Martin v. Löwis wrote:
...
...
Then how about the suggested "xml-auto-detect"?
That is better.
OK.
...
...
...
Then, I'd claim that the problem that the codec solves doesn't really
exist. IOW, most XML parsers implement the auto-detection of encodings,
anyway, and this is where architecturally this functionality belongs.
But not all XML parsers support all encodings. The XML codec makes it
trivial to add this support to an existing parser.
I would like to question this claim. Can you give an example of a parser
that doesn't support a specific encoding
It seems that e.g. expat doesn't support UTF-32:
from xml.parsers import expat
p = expat.ParserCreate()
e = "utf-32"
s = (u"<?xml version='1.0' encoding=%r?><foo/>" % e).encode(e)
p.Parse(s, True)
This fails with:
Traceback (most recent call last):
   File "gurk.py", line 6, in <module>
     p.Parse(s, True)
xml.parsers.expat.ExpatError: not well-formed (invalid token): line 1,
column 1
Replace "utf-32" with "utf-16" and the problem goes away.
...
and where adding such a codec
solves that problem?
In particular, why would that parser know how to process Python Unicode
strings?
It doesn't have to.

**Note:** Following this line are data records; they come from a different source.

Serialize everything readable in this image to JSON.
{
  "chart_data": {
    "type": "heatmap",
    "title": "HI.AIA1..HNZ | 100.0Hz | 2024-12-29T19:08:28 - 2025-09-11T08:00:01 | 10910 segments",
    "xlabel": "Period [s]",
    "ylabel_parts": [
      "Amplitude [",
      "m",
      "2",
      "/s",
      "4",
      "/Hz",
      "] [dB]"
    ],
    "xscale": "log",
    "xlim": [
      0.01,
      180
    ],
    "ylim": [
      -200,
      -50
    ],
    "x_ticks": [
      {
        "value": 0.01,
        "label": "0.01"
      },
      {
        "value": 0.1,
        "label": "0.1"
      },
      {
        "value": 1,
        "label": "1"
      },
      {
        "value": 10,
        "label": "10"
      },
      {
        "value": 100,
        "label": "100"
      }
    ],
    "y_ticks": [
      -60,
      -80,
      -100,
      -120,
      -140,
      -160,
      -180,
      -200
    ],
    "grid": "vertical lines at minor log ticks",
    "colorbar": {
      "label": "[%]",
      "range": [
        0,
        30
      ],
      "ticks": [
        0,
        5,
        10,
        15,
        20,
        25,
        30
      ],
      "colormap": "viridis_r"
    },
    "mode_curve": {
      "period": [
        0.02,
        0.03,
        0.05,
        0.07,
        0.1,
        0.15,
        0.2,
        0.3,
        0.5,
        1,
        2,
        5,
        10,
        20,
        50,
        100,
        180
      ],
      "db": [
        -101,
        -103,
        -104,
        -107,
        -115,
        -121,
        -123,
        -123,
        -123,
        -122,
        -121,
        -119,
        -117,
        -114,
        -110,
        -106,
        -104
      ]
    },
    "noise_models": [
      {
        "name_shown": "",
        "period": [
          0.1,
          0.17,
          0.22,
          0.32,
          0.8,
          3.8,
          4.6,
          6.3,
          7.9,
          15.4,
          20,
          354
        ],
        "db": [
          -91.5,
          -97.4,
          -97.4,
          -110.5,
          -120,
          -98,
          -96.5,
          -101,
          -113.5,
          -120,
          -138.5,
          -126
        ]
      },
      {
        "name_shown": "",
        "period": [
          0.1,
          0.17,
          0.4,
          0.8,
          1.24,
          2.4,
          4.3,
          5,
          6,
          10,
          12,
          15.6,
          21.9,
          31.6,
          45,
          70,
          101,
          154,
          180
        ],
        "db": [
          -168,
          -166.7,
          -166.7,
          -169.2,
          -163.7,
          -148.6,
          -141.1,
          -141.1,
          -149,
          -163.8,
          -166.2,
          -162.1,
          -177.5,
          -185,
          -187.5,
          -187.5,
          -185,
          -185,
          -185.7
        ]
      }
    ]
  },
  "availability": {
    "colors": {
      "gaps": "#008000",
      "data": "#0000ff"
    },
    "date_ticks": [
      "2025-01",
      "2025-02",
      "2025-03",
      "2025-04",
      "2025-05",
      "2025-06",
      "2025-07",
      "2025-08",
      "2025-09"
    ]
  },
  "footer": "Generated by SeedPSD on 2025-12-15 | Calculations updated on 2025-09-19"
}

You can use an XML encoder to reencode the unicode
string into bytes (forcing an encoding that the parser knows):
import codecs
from xml.parsers import expat
ci = codecs.lookup("xml-auto-detect")
p = expat.ParserCreate()
e = "utf-32"
s = (u"<?xml version='1.0' encoding=%r?><foo/>" % e).encode(e)
s = ci.encode(ci.decode(s)[0], encoding="utf-8")[0]
p.Parse(s, True)
...
...
Furthermore encoding-detection might be part of the responsibility of
the XML parser, but this decoding phase is totally distinct from the
parsing phase, so why not put the decoding into a common library?
I would not object to that - just to expose it as a codec. Adding it
to the XML library is fine, IMO.
But it does make sense as a codec. The decoding phase of an XML parser
has to turn a byte stream into a unicode stream. That's the job of a codec.
Yes, an XML parser should be able to use UTF-8, UTF-16, UTF-32, etc
codecs to do the encoding.  There's no need to create a magical
mystery codec to pick out which though.  It's not even sufficient for
XML:

1) round-tripping a file should be done in the original encoding.
Containing the auto-detected encoding within a codec doesn't let you
see what it picked.
2) the encoding may be specified externally from the file/stream[1].
The xml parser needs to handle these out-of-band encodings anyway.

[2] http://mail.python.org/pipermail/xml-sig/2004-October/010649.html

-- 
Adam Olsen, aka Rhamphoryncus